Поглядеть со стороны, учреждение работало нормально, но все-таки можно было заметить, что другие посольства от них сторонятся, на приемах, как только к собравшейся кучке подходили посол или Ференц, общий разговор сам собой иссякал, собеседники растворялись в толпе визитеров. Казалось, окружение нетерпеливо ждет каких-то выступлений, демонстраций, казалось, чиновничья покорность любому правительству лишает их чести представлять интересы Венгрии. Это не просто выводило из себя, это унижало. Тереи был на несколько иных правах, в клубе и в дипкорпусе его попросту любили, однако общая терпимость и сердечность по отношению к нему одному, ставшие его непостижимой привилегией, возбуждали подозрительность своих.

Всеобщую огласку получило его стихотворение, опубликованное в бомбейском «Индиэн иллюстрейтид уикли». Перевел он сам, давно уже хотелось продемонстрировать Маргит, как звучат его строфы. Она предложила несколько поправок, помогла подобрать свойственные английскому языку обороты. Стихи были о Будапеште, о тоске по прекрасному городу.
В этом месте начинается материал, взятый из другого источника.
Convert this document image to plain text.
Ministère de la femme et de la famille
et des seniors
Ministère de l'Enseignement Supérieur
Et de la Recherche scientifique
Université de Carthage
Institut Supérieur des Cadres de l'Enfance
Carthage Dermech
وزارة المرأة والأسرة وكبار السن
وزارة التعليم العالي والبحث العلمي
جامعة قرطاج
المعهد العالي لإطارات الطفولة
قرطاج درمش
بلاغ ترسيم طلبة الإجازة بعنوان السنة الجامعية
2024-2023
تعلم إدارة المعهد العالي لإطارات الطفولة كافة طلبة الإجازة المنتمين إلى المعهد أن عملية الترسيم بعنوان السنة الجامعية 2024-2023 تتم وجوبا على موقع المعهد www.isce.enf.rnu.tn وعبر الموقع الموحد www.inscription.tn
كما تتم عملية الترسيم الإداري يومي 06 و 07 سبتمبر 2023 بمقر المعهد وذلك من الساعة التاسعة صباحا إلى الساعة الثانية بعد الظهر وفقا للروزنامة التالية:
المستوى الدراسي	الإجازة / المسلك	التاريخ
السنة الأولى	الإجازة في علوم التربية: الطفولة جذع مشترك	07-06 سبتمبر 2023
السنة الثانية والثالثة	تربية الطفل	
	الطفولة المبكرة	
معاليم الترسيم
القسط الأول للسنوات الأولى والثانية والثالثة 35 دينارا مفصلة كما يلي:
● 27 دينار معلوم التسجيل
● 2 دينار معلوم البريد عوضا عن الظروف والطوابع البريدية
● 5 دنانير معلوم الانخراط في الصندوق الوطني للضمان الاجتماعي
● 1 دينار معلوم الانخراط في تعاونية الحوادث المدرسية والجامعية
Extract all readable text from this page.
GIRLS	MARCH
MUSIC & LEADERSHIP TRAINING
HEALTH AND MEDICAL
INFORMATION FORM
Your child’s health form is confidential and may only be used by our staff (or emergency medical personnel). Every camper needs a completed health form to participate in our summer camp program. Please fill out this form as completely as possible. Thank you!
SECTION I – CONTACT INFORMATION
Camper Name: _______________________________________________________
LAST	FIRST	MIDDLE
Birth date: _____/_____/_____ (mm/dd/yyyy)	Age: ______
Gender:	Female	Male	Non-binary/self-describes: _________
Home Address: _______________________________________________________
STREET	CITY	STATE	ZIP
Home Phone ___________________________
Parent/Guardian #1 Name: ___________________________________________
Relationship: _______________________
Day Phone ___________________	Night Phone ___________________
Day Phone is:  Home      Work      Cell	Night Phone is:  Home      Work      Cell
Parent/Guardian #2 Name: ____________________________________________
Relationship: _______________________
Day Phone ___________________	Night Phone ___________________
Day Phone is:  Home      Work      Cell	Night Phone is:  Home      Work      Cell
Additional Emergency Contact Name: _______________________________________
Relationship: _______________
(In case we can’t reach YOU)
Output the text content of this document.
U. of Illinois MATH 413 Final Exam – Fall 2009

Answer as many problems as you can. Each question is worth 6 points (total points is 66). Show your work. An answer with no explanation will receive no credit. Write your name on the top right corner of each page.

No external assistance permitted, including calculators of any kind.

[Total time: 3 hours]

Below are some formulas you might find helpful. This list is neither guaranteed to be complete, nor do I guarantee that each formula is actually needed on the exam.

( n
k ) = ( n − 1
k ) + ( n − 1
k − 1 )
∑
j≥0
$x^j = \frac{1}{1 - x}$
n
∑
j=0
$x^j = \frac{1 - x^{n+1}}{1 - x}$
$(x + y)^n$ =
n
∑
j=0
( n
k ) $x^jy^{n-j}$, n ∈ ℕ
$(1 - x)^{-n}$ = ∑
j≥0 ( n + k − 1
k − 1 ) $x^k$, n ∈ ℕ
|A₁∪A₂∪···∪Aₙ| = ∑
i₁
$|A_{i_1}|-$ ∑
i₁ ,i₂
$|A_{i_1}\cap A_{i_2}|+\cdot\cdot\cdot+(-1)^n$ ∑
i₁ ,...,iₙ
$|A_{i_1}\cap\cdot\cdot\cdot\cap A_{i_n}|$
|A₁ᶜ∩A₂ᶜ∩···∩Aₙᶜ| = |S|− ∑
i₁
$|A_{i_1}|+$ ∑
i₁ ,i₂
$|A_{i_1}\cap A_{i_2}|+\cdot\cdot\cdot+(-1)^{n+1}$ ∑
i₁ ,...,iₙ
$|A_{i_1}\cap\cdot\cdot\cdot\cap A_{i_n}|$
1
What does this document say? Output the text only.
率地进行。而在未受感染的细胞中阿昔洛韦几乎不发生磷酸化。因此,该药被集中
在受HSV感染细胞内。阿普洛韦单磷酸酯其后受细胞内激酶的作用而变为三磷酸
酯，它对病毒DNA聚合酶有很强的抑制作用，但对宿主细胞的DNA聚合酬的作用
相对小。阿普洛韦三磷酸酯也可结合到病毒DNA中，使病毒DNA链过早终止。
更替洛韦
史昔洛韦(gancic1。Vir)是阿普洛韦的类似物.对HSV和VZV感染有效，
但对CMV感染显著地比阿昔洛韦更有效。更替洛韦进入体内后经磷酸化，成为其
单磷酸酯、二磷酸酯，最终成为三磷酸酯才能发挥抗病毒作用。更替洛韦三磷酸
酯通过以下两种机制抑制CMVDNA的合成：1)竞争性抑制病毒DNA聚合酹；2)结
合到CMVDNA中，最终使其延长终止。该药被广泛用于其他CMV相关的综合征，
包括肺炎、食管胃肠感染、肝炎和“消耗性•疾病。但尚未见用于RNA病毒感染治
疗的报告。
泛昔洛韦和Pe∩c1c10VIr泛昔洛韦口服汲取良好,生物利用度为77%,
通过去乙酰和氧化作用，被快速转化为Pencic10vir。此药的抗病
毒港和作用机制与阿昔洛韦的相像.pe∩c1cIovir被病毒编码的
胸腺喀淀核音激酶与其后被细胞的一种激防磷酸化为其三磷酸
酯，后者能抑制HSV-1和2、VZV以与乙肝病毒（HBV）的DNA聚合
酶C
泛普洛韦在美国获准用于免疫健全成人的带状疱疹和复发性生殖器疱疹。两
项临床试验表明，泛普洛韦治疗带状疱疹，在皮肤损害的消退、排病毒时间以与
Когда Иштвана вызвали к послу и он скорым шагом миновал комнату Юдит, поскольку дверь начальнического кабинета была распахнута и все пространство от порога просматривалось, Юдит только послала боязливый сочувственный взгляд. Так смотрят соседи на соседа, с которым каждый день встречались, а он, оказывается, жену прикончил, дом поджег и, уж самое малое, извращенец.

Не успел Иштван закрыть за собой дверь, как Коломан Байчи хлопнул запястьем по развернутой странице толстого еженедельника и прорычал:

— Как прикажете понимать, Терек?

— Стихи. Меня попросили, я послал.

— С кем согласовано?

— Но ведь вы сами, товарищ посол, рекомендовали, мол, надо снова появиться в печати.

— Стихи о Будапеште, вы понимаете, как их нынче здесь прочтут?

— А что, по случаю восстания название столицы должно исчезнуть? Это написано давно.

Байчи окинул Иштвана каменным взором.

— А что значит «листва, запятнанная кровью», «цепями скованные берега»? — с нажимом прочел он, вертя чубуком трубки, — Не делайте из меня дурака.

— Метафоры. Осенью листья краснеют, а берега Дуная соединены Цепным мостом, — пояснил Иштван с оскорбительной обстоятельностью. — Никак вы забыли про Цепной мост, товарищ посол?

— О нем тут ни одна душа не знает, — взревел Байчи.:— Вы доиграетесь, Терец. Кто обратил мое внимание на ваши выходки? Посол, с которым я поддерживаю дружеские связи. Меня, — ткнул он себя в грудь трубкой, как кинжалом, — меня поздравляют с подчиненным, который даже стихи пишет. Нетрудно понять, что при этом имеется в виду. Извините, я не желаю, чтобы из меня делали посмешище.